That said, we can forget about 3D and focus on what really matters: 2D picture quality, where the LW5600 is one of the best edge-lit LED TVs we've tested. The dimming backlight, despite its flaws, is an asset overall (and no, it's not available on less-expensive, 2D-only 2011 LGs) along with best-in-class color. Perhaps most importantly, the LW5600 has a matte screen that performs better than glossy screens in bright rooms. We liked LG's Internet features and even its funky remote this year, although buyers seeking a style statement will be disappointed. The LG LW5600 costs more than most LED-based LCD TVs, but it offers the complete package and deserves consideration from buyers in this price range regardless of how they feel about 3D.
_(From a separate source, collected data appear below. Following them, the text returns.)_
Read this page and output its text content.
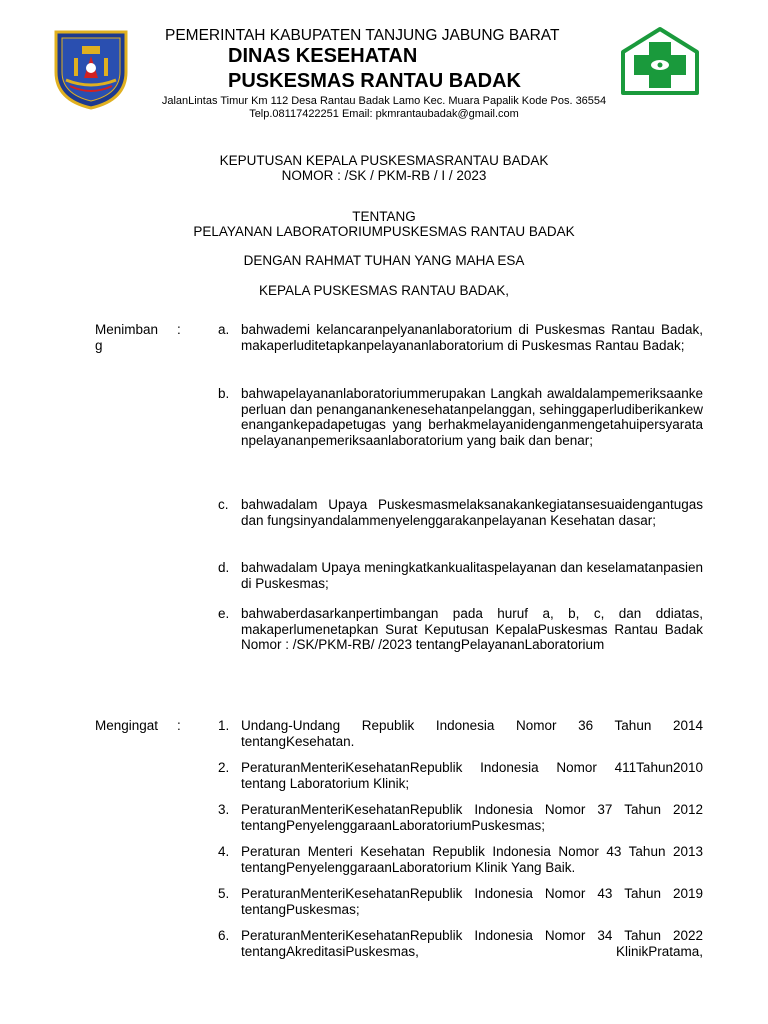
PEMERINTAH KABUPATEN TANJUNG JABUNG BARAT
DINAS KESEHATAN
PUSKESMAS RANTAU BADAK
JalanLintas Timur Km 112 Desa Rantau Badak Lamo Kec. Muara Papalik Kode Pos. 36554
Telp.08117422251 Email: pkmrantaubadak@gmail.com
KEPUTUSAN KEPALA PUSKESMASRANTAU BADAK
NOMOR : /SK / PKM-RB / I / 2023
TENTANG
PELAYANAN LABORATORIUMPUSKESMAS RANTAU BADAK
DENGAN RAHMAT TUHAN YANG MAHA ESA
KEPALA PUSKESMAS RANTAU BADAK,
Menimban g
:	a. bahwademi kelancaranpelyananlaboratorium di Puskesmas Rantau Badak, makaperluditetapkanpelayananlaboratorium di Puskesmas Rantau Badak;
b. bahwapelayananlaboratoriummerupakan Langkah awaldalampemeriksaankeperluan dan penanganankenesehatanpelanggan, sehinggaperludiberikankewenangankepadapetugas yang berhakmelayanidenganmengetahuipersyaratanpelayananpemeriksaanlaboratorium yang baik dan benar;
c. bahwadalam Upaya Puskesmasmelaksanakankegiatansesuaidengantugas dan fungsinyandalammenyelenggarakanpelayanan Kesehatan dasar;
d. bahwadalam Upaya meningkatkankualitaspelayanan dan keselamatanpasien di Puskesmas;
e. bahwaberdasarkanpertimbangan pada huruf a, b, c, dan ddiatas, makaperlumenetapkan Surat Keputusan KepalaPuskesmas Rantau Badak Nomor : /SK/PKM-RB/ /2023 tentangPelayananLaboratorium
Mengingat	:	1. Undang-Undang Republik Indonesia Nomor 36 Tahun 2014 tentangKesehatan.
2. PeraturanMenteriKesehatanRepublik Indonesia Nomor 411Tahun2010 tentang Laboratorium Klinik;
3. PeraturanMenteriKesehatanRepublik Indonesia Nomor 37 Tahun 2012 tentangPenyelenggaraanLaboratoriumPuskesmas;
4. Peraturan Menteri Kesehatan Republik Indonesia Nomor 43 Tahun 2013 tentangPenyelenggaraanLaboratorium Klinik Yang Baik.
5. PeraturanMenteriKesehatanRepublik Indonesia Nomor 43 Tahun 2019 tentangPuskesmas;
6. PeraturanMenteriKesehatanRepublik Indonesia Nomor 34 Tahun 2022 tentangAkreditasiPuskesmas, KlinikPratama,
The biggest market advantage of passive 3D is inexpensive glasses. LG packs four pair of passive specs in with the LW5600, and additional pairs cost $20. Less expensive compatible circular polarized glasses are available from online merchants, and if you swipe a pair of passive 3D glasses from your local theater, they should work too.
We called the wand-like motion controller a gimmick last year, but now that it can be used seamlessly across all menus and nearly every app (Netflix is the only exception we found--it prevents motion control, although the wand's cursor buttons still work), many of which seem designed with motion control in mind, it's much more appealing. Sure some things could be better--we wish the wand had a dedicated Return/Back button, response times occasionally lagged a bit and on occasion we had to give the wand a vigorous shake to get our cursor to return--but it was sometimes easier and faster than using the standard remote (especially after we changed pointer settings to Speed: Fast and Alignment: On in the Settings>Options menu).
Since the wand is radio-controlled it doesn't require line-of-sight to the TV. Another bonus is drag/drop, which we used to customize menus where available, drag a map in the Google maps app, and easily scroll down an AP news story by dragging a scroll bar, for example. Waving the wand at the screen to navigate menus and apps will take some getting used to for motion control novices, but it's a cool and somewhat useful option to have. The biggest downside is that it means having an extra remote on your coffee table (at least until Harmony incorporates motion control).
That said, we appreciated that LG's Premium services are almost all excellent. Separating the wheat from chaff is often difficult, and we prefer to have a few apps/services that work well and offer satisfying content as opposed to myriad useless ones.